When BYD vehicles arrive, there will be no complaint history to check. Not because complaints don't exist, but because Transport Canada won't publish them.
The Carfax Problem
Some might point to Carfax or similar services. But these platforms face the same constraint. They pull from available databases. If NHTSA doesn't have Chinese EV data and Transport Canada won't publish CVMSS 115, there's nothing to pull.
There's also the question of where your data goes. Carfax is an American company headquartered in Virginia. Using US platforms means Canadian vehicle data gets processed through American systems. Transport Canada could publish our own data and enable Canadian platforms to serve Canadian consumers. They choose not to.
What Needs to Change
Transport Canada already has the data. CVMSS 115 submissions contain everything needed for VIN decoding. The defect complaints database has 32,000+ records. Publishing this data would cost essentially nothing. NHTSA has done it for years.

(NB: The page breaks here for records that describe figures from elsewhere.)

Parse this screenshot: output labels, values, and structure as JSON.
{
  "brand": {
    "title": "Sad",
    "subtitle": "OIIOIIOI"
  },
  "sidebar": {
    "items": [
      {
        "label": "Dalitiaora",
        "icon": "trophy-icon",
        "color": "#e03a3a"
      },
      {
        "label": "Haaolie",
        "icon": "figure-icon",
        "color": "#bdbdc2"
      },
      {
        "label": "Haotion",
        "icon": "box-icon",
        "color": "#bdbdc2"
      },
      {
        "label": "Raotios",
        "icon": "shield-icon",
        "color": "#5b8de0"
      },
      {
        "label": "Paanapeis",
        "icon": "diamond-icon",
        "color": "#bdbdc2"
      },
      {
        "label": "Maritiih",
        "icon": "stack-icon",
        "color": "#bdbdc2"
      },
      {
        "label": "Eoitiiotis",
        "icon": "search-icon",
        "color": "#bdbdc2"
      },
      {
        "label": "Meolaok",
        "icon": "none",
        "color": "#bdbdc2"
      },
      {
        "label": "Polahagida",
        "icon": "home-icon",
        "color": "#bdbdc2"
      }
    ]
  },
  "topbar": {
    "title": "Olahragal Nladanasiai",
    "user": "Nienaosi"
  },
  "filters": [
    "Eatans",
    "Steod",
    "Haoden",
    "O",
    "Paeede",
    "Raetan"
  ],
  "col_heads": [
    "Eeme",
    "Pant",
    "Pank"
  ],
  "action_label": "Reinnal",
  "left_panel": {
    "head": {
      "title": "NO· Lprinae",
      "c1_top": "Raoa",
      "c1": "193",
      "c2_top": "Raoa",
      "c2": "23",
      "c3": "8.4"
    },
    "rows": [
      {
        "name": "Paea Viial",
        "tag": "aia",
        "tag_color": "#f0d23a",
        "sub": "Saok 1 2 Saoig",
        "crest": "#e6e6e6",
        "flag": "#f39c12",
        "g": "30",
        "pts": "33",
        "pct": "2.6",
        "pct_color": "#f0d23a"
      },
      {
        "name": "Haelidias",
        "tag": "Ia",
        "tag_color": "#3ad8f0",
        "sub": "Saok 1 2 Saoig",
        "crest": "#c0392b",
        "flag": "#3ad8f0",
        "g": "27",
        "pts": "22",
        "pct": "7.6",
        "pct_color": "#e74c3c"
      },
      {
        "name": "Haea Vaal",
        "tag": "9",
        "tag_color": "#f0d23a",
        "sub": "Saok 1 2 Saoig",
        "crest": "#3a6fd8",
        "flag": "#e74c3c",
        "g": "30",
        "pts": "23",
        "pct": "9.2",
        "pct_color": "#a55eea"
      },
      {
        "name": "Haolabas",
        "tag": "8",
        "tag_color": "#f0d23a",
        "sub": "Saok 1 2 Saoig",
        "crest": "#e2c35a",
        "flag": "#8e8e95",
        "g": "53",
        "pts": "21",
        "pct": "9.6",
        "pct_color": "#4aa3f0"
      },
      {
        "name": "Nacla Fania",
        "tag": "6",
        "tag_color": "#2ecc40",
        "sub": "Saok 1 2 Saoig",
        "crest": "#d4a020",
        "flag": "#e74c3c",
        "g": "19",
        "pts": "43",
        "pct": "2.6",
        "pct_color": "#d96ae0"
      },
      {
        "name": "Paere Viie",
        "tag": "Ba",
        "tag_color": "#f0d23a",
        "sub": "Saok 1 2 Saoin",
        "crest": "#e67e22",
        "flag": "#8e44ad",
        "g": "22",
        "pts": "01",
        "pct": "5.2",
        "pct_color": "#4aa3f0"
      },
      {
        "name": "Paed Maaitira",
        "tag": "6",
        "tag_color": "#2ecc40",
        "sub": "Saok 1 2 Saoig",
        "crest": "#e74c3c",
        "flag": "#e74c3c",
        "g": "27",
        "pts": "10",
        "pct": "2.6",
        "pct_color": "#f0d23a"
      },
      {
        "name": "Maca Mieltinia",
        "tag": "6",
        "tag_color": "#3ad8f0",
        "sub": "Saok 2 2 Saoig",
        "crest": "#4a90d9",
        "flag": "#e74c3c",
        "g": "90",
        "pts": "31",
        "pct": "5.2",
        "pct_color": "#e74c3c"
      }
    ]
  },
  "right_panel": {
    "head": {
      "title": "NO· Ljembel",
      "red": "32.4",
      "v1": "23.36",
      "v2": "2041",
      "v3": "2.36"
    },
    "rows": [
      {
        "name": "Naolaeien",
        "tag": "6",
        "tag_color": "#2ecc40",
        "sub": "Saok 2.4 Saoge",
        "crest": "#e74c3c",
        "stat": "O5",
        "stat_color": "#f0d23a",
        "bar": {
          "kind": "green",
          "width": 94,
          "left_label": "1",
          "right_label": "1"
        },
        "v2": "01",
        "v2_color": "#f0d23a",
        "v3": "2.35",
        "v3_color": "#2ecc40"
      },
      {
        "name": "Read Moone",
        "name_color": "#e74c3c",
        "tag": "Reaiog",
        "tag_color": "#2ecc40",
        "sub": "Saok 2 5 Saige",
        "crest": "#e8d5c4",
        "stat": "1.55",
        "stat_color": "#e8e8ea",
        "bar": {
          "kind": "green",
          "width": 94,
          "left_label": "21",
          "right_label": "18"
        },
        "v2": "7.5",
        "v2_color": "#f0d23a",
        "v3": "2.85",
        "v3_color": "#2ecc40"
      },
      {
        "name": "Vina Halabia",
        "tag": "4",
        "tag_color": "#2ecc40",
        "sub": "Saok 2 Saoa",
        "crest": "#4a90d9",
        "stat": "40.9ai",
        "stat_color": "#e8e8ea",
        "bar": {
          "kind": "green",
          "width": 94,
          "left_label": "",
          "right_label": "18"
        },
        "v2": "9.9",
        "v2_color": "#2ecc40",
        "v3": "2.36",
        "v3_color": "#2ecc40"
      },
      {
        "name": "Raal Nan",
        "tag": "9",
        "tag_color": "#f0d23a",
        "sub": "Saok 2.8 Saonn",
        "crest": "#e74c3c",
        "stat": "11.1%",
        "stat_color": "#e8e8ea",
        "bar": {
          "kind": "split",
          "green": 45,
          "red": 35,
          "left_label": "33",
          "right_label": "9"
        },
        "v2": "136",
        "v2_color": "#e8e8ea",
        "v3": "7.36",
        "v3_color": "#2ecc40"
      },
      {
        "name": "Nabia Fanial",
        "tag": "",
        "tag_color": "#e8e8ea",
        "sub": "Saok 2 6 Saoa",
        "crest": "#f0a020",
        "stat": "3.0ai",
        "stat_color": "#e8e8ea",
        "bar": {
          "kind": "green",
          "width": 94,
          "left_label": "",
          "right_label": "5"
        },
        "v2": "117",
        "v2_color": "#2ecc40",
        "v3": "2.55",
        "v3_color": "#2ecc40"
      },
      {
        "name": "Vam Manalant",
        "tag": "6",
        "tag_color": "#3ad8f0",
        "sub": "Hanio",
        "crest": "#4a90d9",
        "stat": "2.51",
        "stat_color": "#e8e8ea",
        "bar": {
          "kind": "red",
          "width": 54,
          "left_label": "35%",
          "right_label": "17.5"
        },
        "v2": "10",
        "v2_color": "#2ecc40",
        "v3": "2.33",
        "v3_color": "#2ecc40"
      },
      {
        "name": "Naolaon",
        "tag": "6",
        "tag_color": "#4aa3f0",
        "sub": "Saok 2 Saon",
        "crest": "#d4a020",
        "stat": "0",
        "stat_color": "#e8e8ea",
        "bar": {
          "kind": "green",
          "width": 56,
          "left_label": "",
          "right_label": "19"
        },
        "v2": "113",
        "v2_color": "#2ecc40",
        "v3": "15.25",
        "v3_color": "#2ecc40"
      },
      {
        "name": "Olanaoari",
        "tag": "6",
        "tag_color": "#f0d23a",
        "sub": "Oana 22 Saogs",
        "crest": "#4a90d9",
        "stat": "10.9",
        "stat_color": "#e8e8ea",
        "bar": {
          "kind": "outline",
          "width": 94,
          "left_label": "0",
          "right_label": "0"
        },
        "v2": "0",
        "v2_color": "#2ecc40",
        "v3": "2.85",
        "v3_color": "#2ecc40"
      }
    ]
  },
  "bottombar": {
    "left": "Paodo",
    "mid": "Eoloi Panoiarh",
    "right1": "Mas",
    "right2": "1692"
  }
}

The barrier isn't technical. It's policy. Someone decided this data should be secret. That decision is about to collide with a market reality: vehicles are entering Canada that American databases can't support.
We're building workarounds. Corgi is open source specifically so others can build on it. We're working directly with manufacturers to get specification data that governments won't provide. But these are patches on a problem that shouldn't exist.
Transport Canada should publish CVMSS 115. They should publish complaint data. They should give Canadians the same access to vehicle information that Americans take for granted.
Until then, when BYD launches in Canada, we'll be flying blind.